There was a story a few weeks back about some Irish (I think) lasses who got struck by lightning.  They claimed they survived because they were wearing plimsols and the 2mm thick sole had absorbed Thor's handiwork before it glued them to the floor.

I'm not sure how scientific that story is because my ex-copper mate tells a story about two likely lads who were trying to strip railway lines for scrap.  To stop them being subject to the laws of physics they'd put on Marigold gloves.

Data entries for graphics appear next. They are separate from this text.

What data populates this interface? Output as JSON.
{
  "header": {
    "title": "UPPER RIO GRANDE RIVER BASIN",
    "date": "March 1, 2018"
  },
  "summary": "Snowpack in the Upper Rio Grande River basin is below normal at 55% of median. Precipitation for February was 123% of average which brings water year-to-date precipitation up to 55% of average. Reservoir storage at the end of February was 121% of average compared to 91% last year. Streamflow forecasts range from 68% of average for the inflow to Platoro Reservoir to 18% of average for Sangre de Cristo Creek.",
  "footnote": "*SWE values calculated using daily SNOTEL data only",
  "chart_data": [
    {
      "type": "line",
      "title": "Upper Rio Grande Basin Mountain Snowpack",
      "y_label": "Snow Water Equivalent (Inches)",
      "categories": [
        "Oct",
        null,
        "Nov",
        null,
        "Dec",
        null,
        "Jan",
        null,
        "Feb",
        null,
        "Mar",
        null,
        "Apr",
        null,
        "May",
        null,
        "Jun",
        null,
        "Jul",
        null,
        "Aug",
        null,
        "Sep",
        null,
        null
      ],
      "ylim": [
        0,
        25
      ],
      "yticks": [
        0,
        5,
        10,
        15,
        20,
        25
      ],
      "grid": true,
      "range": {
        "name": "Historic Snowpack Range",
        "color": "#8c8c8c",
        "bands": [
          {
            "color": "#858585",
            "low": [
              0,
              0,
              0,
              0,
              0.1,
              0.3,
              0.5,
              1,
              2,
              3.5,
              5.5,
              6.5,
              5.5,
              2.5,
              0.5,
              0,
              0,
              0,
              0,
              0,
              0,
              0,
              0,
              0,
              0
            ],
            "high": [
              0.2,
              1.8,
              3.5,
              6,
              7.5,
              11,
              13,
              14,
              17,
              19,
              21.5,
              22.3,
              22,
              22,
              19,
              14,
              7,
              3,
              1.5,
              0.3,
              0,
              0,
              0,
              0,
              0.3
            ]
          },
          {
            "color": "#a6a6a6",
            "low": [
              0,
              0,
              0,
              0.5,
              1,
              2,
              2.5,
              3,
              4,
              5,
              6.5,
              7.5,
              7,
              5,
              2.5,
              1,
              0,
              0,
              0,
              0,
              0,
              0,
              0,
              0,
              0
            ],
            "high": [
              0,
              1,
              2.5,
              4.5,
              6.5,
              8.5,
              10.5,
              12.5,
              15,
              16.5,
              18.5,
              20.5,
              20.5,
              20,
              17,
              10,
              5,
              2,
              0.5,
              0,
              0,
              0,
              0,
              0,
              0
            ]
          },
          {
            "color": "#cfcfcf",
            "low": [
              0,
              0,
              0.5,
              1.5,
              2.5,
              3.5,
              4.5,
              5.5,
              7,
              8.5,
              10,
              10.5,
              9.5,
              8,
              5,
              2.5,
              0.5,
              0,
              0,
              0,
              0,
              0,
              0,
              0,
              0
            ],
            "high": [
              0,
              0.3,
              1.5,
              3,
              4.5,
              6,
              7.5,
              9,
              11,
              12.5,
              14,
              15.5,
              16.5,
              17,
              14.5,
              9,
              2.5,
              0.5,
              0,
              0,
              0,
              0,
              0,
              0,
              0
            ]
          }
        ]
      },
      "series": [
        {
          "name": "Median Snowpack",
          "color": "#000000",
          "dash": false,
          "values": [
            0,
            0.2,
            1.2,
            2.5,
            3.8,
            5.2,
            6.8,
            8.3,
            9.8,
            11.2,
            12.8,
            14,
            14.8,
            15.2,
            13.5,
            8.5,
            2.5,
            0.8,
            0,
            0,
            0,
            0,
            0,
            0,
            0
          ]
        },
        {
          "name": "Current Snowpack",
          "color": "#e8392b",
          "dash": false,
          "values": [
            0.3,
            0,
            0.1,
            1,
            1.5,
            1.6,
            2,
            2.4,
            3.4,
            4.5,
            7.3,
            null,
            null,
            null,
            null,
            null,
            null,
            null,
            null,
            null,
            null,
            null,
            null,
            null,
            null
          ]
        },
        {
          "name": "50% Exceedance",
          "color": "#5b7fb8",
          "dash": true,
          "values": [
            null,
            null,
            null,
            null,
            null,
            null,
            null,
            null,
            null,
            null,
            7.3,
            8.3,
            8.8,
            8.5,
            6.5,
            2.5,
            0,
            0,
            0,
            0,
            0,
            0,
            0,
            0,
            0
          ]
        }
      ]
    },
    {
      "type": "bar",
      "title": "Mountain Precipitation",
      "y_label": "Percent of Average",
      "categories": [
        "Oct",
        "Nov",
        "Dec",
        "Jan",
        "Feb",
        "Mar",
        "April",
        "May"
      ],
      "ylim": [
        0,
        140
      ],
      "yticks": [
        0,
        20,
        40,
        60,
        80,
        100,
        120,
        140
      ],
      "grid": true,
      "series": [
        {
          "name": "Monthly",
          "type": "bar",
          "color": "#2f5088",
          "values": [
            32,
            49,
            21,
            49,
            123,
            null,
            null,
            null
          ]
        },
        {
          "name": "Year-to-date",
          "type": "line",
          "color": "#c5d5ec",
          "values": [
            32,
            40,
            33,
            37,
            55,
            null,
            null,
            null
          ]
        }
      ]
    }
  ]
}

My mates says when he got there they were still on fire.

Rizla

Was it the EU that put paid to the parctice of selling appliances with bare wires? Spoilsports.

When we were teens my pal was trying to plug in a guitar amp but the plug had no back, so, having pushed in the earth wire prong with no issues (and thus opening up the little apertures for the other 2) he tried to use his thumbs to push the live and neutral pins into the 4-gang. He quickly realised his mistake.

wooders1978

I was removing and replacing a broke light switch cover admiring how good a "like a pro" job I was doing until I accidentally touched the live wire and gave myself a right old judder - thinking about it "a pro" would probably have switched off the leccy before commencing work

Sebastian Cobb

I had an fm tuner that took its power from the amplifier by a 2 pin plug. I got shocked on a couple of occasions reaching round the back and trying to plug it in by feel.

buzby

Quote from: Rizla on September 24, 2018, 12:50:22 PM
Was it the EU that put paid to the parctice of selling appliances with bare wires? Spoilsports.
Nope, it was the The Plugs and Sockets etc. (Safety) Regulations 1994, which predates the EU's  equivalent Low Voltage Directive.

Sebastian Cobb

The problem with that regulation is when one of your cheap shitty appliances that uses a cheap non moulded plug has the plug disintegrate and leave the business end in a socket you don't have any spare plugs lying around (mk ones obvs), so have to tape the thing back together with insulation tape.